Monday, July 28, 2008

Two Forms of Funding

Temple of Hephaestus (wikisource)

In theory, the Athenian government (such as it was) collected taxes for two distinct purposes: hiera, sacred matters relating usually to specific deities, and hosia, a word with debated meaning. Some scholars see hosia as something like the opposite of hiera, catching all non-religious uses of funds.
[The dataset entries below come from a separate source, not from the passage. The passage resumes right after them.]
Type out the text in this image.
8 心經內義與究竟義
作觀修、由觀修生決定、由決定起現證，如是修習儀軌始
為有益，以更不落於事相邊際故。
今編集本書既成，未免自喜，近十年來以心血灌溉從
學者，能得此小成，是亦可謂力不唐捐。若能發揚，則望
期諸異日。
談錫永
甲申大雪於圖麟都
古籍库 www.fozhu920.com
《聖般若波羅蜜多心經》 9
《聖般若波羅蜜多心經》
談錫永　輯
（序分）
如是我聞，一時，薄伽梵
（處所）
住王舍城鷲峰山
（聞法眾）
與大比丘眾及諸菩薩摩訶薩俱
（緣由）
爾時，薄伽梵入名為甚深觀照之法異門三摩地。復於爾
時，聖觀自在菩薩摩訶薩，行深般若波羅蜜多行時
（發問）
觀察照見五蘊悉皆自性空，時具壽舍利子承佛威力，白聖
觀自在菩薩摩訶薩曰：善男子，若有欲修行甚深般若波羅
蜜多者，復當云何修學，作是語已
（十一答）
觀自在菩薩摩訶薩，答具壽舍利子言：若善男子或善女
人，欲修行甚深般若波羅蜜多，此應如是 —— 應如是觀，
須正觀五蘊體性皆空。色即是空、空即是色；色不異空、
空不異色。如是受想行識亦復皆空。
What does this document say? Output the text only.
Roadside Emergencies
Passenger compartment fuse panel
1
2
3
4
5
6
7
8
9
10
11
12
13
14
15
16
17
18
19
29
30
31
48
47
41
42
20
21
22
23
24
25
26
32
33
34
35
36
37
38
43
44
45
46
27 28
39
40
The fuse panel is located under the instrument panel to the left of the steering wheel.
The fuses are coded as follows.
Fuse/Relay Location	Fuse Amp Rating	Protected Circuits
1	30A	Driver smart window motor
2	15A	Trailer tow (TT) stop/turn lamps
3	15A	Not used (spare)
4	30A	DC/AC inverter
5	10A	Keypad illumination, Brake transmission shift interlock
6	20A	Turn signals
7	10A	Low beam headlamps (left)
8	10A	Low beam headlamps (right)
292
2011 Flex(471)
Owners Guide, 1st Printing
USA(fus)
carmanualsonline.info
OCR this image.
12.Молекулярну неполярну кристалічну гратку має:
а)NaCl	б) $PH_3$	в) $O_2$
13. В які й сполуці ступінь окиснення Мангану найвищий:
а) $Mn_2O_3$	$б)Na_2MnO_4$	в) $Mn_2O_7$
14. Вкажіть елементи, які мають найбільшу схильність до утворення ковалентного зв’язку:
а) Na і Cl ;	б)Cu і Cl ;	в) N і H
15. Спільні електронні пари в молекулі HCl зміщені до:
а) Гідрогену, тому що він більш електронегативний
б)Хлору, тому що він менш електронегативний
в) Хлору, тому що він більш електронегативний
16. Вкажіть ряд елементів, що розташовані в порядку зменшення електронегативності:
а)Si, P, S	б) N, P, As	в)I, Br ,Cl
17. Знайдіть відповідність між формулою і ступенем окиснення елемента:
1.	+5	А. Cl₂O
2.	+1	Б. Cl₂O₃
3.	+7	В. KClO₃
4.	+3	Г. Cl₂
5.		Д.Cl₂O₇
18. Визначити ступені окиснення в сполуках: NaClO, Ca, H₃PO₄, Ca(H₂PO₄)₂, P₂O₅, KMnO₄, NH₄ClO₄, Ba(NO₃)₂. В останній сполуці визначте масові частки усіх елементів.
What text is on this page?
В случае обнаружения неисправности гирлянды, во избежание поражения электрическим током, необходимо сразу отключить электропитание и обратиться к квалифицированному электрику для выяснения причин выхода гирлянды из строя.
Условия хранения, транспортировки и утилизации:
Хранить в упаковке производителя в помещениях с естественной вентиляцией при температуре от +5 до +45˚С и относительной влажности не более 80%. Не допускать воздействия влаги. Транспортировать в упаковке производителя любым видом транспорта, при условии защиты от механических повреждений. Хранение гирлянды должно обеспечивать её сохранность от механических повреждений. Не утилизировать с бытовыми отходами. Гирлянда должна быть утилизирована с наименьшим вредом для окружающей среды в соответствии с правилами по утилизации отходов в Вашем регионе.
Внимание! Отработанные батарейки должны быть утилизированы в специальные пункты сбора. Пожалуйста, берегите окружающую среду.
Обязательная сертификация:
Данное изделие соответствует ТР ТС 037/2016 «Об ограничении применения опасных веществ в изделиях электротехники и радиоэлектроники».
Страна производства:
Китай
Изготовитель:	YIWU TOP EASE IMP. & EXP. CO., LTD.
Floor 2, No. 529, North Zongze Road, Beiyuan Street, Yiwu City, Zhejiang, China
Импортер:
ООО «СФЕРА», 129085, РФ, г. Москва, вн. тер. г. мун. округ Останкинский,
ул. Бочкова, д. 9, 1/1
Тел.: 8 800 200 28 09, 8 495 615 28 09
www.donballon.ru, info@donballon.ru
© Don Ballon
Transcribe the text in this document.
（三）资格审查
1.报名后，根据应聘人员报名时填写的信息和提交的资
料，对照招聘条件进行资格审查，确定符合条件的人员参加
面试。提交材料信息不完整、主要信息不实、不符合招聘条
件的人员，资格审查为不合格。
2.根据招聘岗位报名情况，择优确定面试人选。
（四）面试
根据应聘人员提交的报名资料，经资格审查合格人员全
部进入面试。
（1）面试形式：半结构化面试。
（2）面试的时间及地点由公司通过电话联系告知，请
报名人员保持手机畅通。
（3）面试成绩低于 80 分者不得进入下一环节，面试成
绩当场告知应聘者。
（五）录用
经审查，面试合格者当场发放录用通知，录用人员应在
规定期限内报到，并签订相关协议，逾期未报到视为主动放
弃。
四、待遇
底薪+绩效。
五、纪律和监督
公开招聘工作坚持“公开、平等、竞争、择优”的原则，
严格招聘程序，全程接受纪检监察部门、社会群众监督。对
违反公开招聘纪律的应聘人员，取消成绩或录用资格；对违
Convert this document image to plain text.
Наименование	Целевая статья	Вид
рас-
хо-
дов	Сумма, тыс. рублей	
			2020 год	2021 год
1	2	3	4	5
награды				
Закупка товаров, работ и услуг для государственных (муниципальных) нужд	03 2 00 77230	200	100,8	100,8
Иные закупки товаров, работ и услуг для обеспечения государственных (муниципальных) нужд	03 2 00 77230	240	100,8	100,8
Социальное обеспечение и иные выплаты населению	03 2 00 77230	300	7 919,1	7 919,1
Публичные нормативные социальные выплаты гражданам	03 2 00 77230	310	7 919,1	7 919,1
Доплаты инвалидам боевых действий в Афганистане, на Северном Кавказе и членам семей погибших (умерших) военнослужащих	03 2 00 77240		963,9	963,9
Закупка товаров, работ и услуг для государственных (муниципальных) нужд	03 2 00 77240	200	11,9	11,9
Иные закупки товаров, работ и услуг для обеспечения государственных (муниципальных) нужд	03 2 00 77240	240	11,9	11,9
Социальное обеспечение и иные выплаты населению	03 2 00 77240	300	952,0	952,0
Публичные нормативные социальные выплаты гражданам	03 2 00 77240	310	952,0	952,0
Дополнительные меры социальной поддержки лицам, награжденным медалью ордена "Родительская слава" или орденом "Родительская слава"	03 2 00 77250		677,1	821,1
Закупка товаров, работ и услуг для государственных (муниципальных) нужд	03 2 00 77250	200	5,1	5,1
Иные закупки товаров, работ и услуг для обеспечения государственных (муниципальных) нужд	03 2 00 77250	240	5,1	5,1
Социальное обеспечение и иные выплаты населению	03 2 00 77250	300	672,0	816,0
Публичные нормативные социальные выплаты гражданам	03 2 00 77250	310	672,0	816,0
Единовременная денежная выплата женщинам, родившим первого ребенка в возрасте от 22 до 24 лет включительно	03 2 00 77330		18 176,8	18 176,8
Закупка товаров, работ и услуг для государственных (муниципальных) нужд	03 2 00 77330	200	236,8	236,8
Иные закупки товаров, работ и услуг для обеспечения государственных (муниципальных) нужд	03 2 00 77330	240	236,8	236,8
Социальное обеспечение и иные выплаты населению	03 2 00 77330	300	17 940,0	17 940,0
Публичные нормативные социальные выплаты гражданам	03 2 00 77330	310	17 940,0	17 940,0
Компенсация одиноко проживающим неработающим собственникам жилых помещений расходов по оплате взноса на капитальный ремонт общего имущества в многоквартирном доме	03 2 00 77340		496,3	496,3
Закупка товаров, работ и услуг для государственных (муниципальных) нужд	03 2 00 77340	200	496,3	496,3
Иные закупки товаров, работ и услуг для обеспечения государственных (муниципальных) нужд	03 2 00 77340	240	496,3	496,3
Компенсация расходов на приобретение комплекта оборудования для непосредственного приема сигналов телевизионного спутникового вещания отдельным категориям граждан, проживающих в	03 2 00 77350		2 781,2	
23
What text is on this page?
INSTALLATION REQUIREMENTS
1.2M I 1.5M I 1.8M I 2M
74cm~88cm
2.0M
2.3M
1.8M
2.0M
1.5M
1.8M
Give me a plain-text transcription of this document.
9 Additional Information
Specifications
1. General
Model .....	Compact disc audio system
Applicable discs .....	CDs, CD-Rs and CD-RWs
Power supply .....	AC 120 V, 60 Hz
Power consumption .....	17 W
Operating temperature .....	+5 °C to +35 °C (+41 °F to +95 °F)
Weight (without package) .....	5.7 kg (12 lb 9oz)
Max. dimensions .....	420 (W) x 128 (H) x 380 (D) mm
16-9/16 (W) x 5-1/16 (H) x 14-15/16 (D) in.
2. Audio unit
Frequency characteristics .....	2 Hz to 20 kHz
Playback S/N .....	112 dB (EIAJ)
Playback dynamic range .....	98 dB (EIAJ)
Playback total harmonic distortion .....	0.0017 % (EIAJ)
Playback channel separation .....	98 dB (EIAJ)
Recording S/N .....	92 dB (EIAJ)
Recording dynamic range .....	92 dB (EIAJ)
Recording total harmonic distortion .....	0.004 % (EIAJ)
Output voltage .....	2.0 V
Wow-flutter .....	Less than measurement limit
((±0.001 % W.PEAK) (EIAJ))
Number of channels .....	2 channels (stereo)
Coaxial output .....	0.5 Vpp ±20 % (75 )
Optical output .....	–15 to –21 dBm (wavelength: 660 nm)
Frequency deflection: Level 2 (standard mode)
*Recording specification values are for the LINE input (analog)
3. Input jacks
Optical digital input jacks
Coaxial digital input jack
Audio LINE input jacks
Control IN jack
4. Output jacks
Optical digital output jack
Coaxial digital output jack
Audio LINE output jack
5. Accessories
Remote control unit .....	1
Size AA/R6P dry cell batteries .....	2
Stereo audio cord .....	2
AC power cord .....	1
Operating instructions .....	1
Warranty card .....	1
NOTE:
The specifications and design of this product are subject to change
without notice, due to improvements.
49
But, almost all are careful to explain, the Greeks had no concept of separating expenditures into religious and non-religious categories. hosia in fact means something like "sanctioned by the gods" (according to the Great Scott), so it can't have really been much removed from religious matters.

What the use of hosia suggests to me, if we can take it to pertain to divine sanction of some kind, is that the spenders of the money clearly had to show that anything Athens spent money on was pious, and therefore sanctioned by the gods, even if it was tabbed for ostensibly non-religious purposes like war against Sparta.

Adding further complication, funds designated as hiera could be spent, in times of crisis, on non-religious matters. Clearly the distinction was less than absolute.

Either way, the presence of these ideas shows that people in Athens in charge of spending money had a significant obligation to establish the piety of their actions - an important fact to keep in mind when analyzing decisions made during the Peloponnesian War.